‘The stock market has risen too sharply, stocks are overvalued, there is a risk of overheating’. These are the main statements that we have read again and again in recent years, and increasingly in recent months. However, the market has risen significantly overall. So what is going on now? Are we facing a major correction, or even a crash? Or is the talk of the market overheating just another tale from the storytellers?
Today's central bank meeting may cause some volatility, but a complete change of direction is not expected. Probably the admonishers, whose arguments we have summarised above, are the same ones who slept through the Bitcoin rally and also the outstanding performance of Nvidia (NASDAQ:NVDA) shares. There may also be some frustration in these admonitions about having missed out.
Is the market overheated or not?
As long as there are buyers, the market is not overheated. Who can still afford an apartment or a house in the big cities of Europe, be it Paris, London, Berlin, Munich, Milan, Rome, Barcelona, Madrid or Amsterdam? Prices are still rising because there are still buyers. The same applies to the stock market. Even if some key figures point to overheating, that does not necessarily mean that the market is actually overheated. Perhaps these key figures are too rough. A kitchen knife is not suitable for surgical procedures either.
We believe that both the US and European stock markets are anything but overheated. Both are hotheads, but in the best sense of the word. They are aiming high, and that is what they will achieve. We believe it would be a mistake to be guided by panic now. What is needed right now is a cool head that recognises opportunities, seizes them and doesn't wait for others to realise their profits.
But where are the opportunities?
Let's take an excellent example of a stock that has performed almost perfectly in recent years: Palantir. Palantir fell very sharply after a meteoric rise. That is the rule, not the exception. But this necessary and healthy correction is now over. Palantir has performed extremely well in recent months.
No sooner had Palantir reached an important milestone by being included in the S&P 500 than it reached a new high for 2022. But that wasn't all: its financially strong customer BP (LON:BP) extended its contract to use Palantir's AI platform for another five years.
However, there were unexpected reports that several of the company's executives have sold their own shares – a potential warning signal? Insiders often know best about the state of a company. There were even rumours that Palantir founder Peter Thiel wanted to sell his shares. What does this mean for shareholders, and should they consider selling Palantir shares now?
If you trade in the short term, you may well consider it, because a correction will happen. Those who trade in the long term will soon have a very good buying opportunity. And those who are already invested should stay invested and buy more at the next opportunity.
And that opportunity will come soon. Palantir has reached a strong resistance cluster in the range between $37.04 and $41.82. We expect a recovery phase that could push the price down significantly. It is less likely that Palantir will be able to break through this resistance cluster directly upwards.
The good news: $20.20 most likely marks the long-term bottom that this stock will no longer break through. That is our assessment based on our technical analysis method and the facts.
Why?
In addition to Palantir's inclusion in the S&P 500 index and the contract extension by BP, Palantir can already announce the next deal: Palantir Technologies (NYSE:PLTR) has signed a multi-year, multi-million dollar contract with Nebraska Medicine, an academic health system with $2.5 billion in revenue.
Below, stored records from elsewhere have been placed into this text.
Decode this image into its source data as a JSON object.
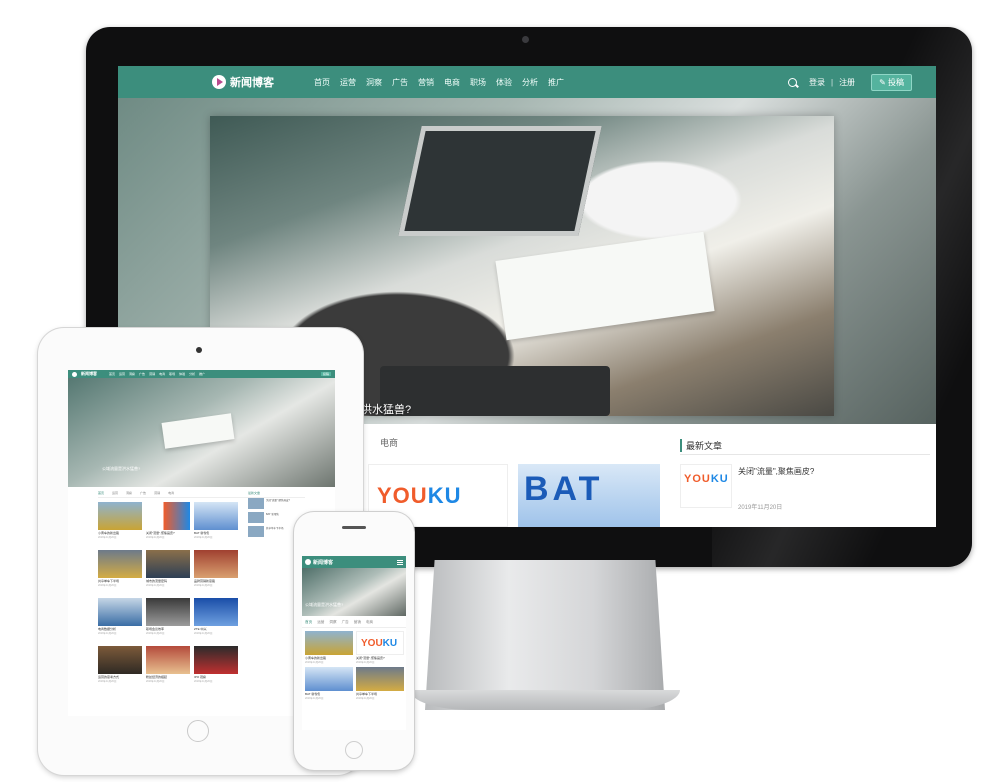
{
  "desktop": {
    "logo": "新闻博客",
    "menu": [
      "首页",
      "运营",
      "洞察",
      "广告",
      "营销",
      "电商",
      "职场",
      "体验",
      "分析",
      "推广"
    ],
    "login": "登录",
    "divider": "|",
    "register": "注册",
    "post_button": "投稿",
    "hero_caption": "是洪水猛兽?",
    "tab_fragment": "商",
    "tab_ecommerce": "电商",
    "sidebar_title": "最新文章",
    "sidebar_article_title": "关闭\"流量\",聚焦画皮?",
    "sidebar_article_date": "2019年11月20日",
    "youku_text_a": "YOU",
    "youku_text_b": "KU",
    "bat_text": "BAT"
  },
  "tablet": {
    "logo": "新闻博客",
    "menu": [
      "首页",
      "运营",
      "洞察",
      "广告",
      "营销",
      "电商",
      "职场",
      "体验",
      "分析",
      "推广"
    ],
    "post_button": "投稿",
    "hero_caption": "公域流量是洪水猛兽?",
    "tabs": [
      "首页",
      "运营",
      "洞察",
      "广告",
      "营销",
      "电商"
    ],
    "cards": [
      {
        "caption": "小黄车的新出路",
        "date": "2019年11月20日"
      },
      {
        "caption": "关闭\"流量\",聚焦画皮?",
        "date": "2019年11月20日"
      },
      {
        "caption": "BAT 新零售",
        "date": "2019年11月20日"
      },
      {
        "caption": "共享单车下半场",
        "date": "2019年11月20日"
      },
      {
        "caption": "城市的流量密码",
        "date": "2019年11月20日"
      },
      {
        "caption": "品牌营销新思路",
        "date": "2019年11月20日"
      },
      {
        "caption": "电商数据分析",
        "date": "2019年11月20日"
      },
      {
        "caption": "职场会议效率",
        "date": "2019年11月20日"
      },
      {
        "caption": "ZTE 中兴",
        "date": "2019年11月20日"
      },
      {
        "caption": "运营的思考方式",
        "date": "2019年11月20日"
      },
      {
        "caption": "粉丝经济的崛起",
        "date": "2019年11月20日"
      },
      {
        "caption": "IPO 观察",
        "date": "2019年11月20日"
      }
    ],
    "sidebar_title": "最新文章",
    "sidebar_items": [
      "关闭\"流量\",聚焦画皮?",
      "BAT 新零售",
      "共享单车下半场"
    ]
  },
  "phone": {
    "logo": "新闻博客",
    "hero_caption": "公域流量是洪水猛兽?",
    "tabs": [
      "首页",
      "运营",
      "洞察",
      "广告",
      "营销",
      "电商"
    ],
    "cards": [
      {
        "caption": "小黄车的新出路",
        "date": "2019年11月20日"
      },
      {
        "caption": "关闭\"流量\",聚焦画皮?",
        "date": "2019年11月20日"
      },
      {
        "caption": "BAT 新零售",
        "date": "2019年11月20日"
      },
      {
        "caption": "共享单车下半场",
        "date": "2019年11月20日"
      }
    ]
  },
  "colors": {
    "brand_green": "#3c8e7d",
    "accent_light_green": "#54b39e",
    "youku_orange": "#f05c2b",
    "youku_blue": "#1e88e5"
  }
}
Nebraska Medicine, a leading healthcare innovator, will use Palantir's artificial intelligence platform (AIP) to improve medical care. However, more precise financial details were not yet announced in the press release.
Nebraska Medicine is investing heavily in promoting innovation in healthcare. Within a year of the collaboration, more than ten AIP applications had been implemented to optimise patient throughput, improve reimbursement and monitor patient care more efficiently.
‘Nebraska Medicine is one of the most innovative healthcare organisations in the US. While many institutions have grand visions, Nebraska Medicine quickly translates them into practical solutions,’ said Drew Goldstein, Co-Head of Healthcare at Palantir. ’Their rapid engagement in this partnership emphasises our shared focus on achieving significant results to improve patient care.’